Properties of compounds proposed for liquid breeding blankets
| Lithium compound | Composition (%mol) | Li content (%mol) | Density | Melting temperature (K) | ~Optimum ^{6}Li enrichment | ~Tritium breeding ratio | Simulated relative neutron flux (n×10^{14}/cm^{2}/s) |
|---|---|---|---|---|---|---|---|
| Li | 100 | 100 | 0.472 | 454 | 30% | 1.4 | 7.07 |
| Pb-Li | 84-16 | 16 | 11.000 | 508 | 100% | 1.6 | 28.0 |
| LiF-BeF_{2} (FLiBe) | 67-33 | 28.57 | 1.960 | 732 | 30% | 1.2 | 9.94 |
| LiF-NaF-BeF_{2} (FLiNaBe) | 31-31-38 | 14.29 | 2.030 | 588 | 60% | 1.1 | 10.8 |
| LiF-NaF-KF (FLiNaK) | 46.5-11.5-42 | 23.25 | 2.020 | 727 | 60% | 0.9 | 9.55 |
| LiF-LiBr-NaBr | 20-73-7 | 46.5 | 3.160 | 723 | 100% | 1.1 | 9.06 |
| LiF-LiBr-NaF | 14-79-9 | 46.5 | 3.200 | 728 | 100% | 1.1 | 9.22 |
| LiF-LiI | 83.5-16.5 | 50 | 3.680 | 684 | 100% | 1.1 | 8.54 |
| LiF-NaF-ZrF_{4} | 55-22-23 | 20.36 | 2.720 | 863 | 80% | 1.1 | 11.0 |

==== Pebble-bed blanket ====
Some breeding blanket designs are based on lithium containing ceramics, with a focus on lithium titanate and lithium orthosilicate. These materials, mostly in a pebble form, are used to produce and extract tritium and helium; must withstand high mechanical and thermal loads; and should not become excessively radioactive upon completion of their useful service life.

=== Coolant system ===
The blanket may also act as a cooling mechanism, absorbing the energy from the neutrons produced by the reaction between deuterium and tritium ("D-T"), and further serves as shielding, preventing the high-energy neutrons from escaping to the area outside the reactor and protecting the more radiation-susceptible portions, such as ohmic or superconducting magnets, from damage.

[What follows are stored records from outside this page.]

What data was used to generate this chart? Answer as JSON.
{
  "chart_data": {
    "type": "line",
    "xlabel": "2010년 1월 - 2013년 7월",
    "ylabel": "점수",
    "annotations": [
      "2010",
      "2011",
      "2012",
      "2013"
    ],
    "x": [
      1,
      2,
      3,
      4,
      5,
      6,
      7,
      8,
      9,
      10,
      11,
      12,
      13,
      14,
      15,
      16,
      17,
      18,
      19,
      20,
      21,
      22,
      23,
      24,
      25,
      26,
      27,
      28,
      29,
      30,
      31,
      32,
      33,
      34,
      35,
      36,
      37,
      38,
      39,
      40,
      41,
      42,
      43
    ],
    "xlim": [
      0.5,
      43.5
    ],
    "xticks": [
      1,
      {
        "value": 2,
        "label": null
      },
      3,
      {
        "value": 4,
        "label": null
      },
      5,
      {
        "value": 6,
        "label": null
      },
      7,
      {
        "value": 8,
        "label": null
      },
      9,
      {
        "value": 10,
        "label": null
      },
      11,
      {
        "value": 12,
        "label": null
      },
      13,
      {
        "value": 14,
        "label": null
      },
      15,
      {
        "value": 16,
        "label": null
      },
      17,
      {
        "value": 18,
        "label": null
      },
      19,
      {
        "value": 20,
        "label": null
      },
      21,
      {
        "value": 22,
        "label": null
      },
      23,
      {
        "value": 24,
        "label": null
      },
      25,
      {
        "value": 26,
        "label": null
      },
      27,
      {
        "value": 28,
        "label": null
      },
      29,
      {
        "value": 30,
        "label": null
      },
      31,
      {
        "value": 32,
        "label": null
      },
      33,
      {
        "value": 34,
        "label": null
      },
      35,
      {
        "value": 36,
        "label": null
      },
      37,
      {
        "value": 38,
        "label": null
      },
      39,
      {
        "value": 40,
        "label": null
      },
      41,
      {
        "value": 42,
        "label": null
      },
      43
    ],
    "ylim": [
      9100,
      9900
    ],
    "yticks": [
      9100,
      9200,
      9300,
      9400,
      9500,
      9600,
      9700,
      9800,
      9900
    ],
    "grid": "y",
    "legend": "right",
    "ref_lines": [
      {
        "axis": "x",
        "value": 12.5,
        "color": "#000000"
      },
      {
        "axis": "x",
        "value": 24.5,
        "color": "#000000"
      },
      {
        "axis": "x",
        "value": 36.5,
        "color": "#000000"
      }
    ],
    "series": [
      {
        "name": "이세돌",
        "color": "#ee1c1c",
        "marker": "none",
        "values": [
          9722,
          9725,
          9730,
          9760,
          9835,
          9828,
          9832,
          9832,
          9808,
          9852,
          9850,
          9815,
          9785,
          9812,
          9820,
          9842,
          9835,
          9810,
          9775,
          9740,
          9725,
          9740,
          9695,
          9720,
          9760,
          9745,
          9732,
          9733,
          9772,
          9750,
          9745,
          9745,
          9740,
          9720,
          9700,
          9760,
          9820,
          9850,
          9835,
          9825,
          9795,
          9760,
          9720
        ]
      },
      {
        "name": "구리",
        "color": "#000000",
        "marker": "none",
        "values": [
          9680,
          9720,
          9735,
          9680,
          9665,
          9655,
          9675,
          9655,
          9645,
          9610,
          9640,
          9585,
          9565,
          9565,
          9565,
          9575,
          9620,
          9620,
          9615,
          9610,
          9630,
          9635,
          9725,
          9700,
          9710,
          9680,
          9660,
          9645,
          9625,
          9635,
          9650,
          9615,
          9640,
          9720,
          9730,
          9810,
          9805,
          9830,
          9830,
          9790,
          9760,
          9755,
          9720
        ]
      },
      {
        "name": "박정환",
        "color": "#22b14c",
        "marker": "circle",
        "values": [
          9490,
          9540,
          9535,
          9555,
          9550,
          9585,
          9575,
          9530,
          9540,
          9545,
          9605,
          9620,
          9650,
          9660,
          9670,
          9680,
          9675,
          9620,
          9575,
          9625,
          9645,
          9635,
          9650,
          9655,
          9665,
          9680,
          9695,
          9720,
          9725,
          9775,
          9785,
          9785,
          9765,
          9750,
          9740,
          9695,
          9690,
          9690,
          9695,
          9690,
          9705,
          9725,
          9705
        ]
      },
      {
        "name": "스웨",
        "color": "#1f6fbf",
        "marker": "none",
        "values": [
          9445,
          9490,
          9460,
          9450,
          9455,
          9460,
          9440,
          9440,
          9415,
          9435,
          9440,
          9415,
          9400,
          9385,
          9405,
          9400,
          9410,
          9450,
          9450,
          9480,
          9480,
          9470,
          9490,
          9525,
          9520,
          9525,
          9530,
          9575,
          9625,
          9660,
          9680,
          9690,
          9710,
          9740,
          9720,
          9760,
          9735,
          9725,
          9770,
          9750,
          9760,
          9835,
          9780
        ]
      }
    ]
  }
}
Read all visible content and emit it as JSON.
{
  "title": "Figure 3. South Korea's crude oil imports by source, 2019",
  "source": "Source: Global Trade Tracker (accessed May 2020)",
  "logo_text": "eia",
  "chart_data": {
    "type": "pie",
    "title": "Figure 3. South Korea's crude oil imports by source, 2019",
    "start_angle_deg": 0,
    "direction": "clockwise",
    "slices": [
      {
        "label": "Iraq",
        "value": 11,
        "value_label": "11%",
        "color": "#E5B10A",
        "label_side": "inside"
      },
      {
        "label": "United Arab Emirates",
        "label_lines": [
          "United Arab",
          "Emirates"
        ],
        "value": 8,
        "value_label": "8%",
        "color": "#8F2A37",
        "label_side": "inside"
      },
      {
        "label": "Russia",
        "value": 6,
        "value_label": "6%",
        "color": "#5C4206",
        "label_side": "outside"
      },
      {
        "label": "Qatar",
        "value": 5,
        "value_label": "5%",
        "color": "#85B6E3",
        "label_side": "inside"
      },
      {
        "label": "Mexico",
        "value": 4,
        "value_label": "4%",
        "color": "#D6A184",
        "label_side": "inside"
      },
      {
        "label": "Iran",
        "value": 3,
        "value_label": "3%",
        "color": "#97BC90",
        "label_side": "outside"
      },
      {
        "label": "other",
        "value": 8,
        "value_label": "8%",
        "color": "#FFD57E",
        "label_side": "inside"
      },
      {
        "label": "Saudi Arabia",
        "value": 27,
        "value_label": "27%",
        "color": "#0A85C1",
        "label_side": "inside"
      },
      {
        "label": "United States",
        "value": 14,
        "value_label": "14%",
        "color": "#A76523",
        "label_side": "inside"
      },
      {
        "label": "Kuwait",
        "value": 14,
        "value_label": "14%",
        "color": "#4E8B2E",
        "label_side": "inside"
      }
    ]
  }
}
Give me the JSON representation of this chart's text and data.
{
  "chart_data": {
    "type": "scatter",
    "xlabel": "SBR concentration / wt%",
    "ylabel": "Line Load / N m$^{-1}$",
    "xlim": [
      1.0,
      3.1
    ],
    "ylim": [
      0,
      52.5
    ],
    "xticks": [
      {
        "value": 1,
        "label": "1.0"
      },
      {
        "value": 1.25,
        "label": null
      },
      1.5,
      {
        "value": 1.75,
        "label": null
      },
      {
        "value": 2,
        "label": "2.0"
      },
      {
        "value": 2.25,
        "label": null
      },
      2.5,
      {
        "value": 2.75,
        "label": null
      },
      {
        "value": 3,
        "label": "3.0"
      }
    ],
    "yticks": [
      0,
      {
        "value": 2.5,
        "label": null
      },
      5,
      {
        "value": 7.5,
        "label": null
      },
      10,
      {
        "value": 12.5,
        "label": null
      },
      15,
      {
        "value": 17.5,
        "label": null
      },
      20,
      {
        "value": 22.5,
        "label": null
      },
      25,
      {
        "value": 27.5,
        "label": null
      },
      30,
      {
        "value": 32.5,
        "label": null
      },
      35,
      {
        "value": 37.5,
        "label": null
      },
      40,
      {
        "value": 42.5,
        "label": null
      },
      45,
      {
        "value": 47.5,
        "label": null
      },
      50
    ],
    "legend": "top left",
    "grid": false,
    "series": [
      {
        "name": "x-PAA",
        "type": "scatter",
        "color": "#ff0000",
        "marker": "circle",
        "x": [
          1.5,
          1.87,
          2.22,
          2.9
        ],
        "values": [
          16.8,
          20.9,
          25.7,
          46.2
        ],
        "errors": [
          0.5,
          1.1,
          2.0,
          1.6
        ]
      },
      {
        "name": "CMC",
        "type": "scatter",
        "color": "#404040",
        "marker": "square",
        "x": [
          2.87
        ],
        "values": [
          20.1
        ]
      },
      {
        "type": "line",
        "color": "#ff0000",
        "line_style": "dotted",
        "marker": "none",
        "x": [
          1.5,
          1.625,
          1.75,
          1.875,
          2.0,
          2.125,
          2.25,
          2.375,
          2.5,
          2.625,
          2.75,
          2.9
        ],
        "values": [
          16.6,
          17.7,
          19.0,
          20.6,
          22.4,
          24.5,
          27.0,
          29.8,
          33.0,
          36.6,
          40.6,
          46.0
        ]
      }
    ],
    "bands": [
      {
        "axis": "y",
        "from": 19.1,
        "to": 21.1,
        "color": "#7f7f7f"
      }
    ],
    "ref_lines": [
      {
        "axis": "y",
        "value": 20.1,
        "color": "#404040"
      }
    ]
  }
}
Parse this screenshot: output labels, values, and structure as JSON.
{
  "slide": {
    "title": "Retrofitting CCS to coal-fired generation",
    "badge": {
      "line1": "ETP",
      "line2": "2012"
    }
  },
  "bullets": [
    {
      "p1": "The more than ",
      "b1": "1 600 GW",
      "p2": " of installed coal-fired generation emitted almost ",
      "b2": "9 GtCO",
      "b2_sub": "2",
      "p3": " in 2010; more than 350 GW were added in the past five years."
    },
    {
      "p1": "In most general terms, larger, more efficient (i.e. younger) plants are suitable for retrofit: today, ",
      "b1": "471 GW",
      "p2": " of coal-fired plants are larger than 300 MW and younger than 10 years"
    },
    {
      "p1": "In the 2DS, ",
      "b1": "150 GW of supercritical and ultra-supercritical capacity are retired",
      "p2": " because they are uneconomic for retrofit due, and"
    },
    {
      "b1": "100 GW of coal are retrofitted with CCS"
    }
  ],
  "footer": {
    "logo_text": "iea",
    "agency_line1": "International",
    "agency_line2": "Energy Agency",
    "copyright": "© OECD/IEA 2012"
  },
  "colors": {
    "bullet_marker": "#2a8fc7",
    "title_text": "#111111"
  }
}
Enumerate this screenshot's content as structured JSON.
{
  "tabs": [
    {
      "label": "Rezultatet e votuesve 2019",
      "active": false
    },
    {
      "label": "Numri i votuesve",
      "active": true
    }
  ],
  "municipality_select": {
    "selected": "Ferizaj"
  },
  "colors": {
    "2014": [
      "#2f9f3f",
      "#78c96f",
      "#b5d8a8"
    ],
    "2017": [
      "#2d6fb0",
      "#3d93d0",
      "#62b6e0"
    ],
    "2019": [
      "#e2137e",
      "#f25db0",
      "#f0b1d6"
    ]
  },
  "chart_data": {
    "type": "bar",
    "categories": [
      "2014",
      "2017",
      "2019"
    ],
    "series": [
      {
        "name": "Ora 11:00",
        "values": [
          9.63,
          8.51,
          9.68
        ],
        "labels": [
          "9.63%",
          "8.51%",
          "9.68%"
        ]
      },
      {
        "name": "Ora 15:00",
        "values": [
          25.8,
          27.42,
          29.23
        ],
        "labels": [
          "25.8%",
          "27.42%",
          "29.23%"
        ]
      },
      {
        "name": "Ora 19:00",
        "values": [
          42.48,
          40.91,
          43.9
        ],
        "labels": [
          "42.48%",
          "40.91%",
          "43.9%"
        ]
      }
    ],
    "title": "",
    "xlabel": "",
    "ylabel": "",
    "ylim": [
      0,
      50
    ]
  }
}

ITER runs a major effort in blanket design and will test a number of potential solutions. The four main concepts are the

- Dual-cooled lithium lead (DCLL)
- Helium-cooled lithium lead (HCLL)
- Helium-cooled pebble bed (HCPB)
- Water-cooled lithium lead (WCLL)

Light water, helium, and lead coolant systems, and understanding of their neutronic behaviors, have already been developed for various fission reactors. Six different tritium breeding systems, known as Test Blanket Modules (TBM) will be tested in ITER.

To date no large-scale breeding system has been attempted, and it is an open question whether such a system is possible to create.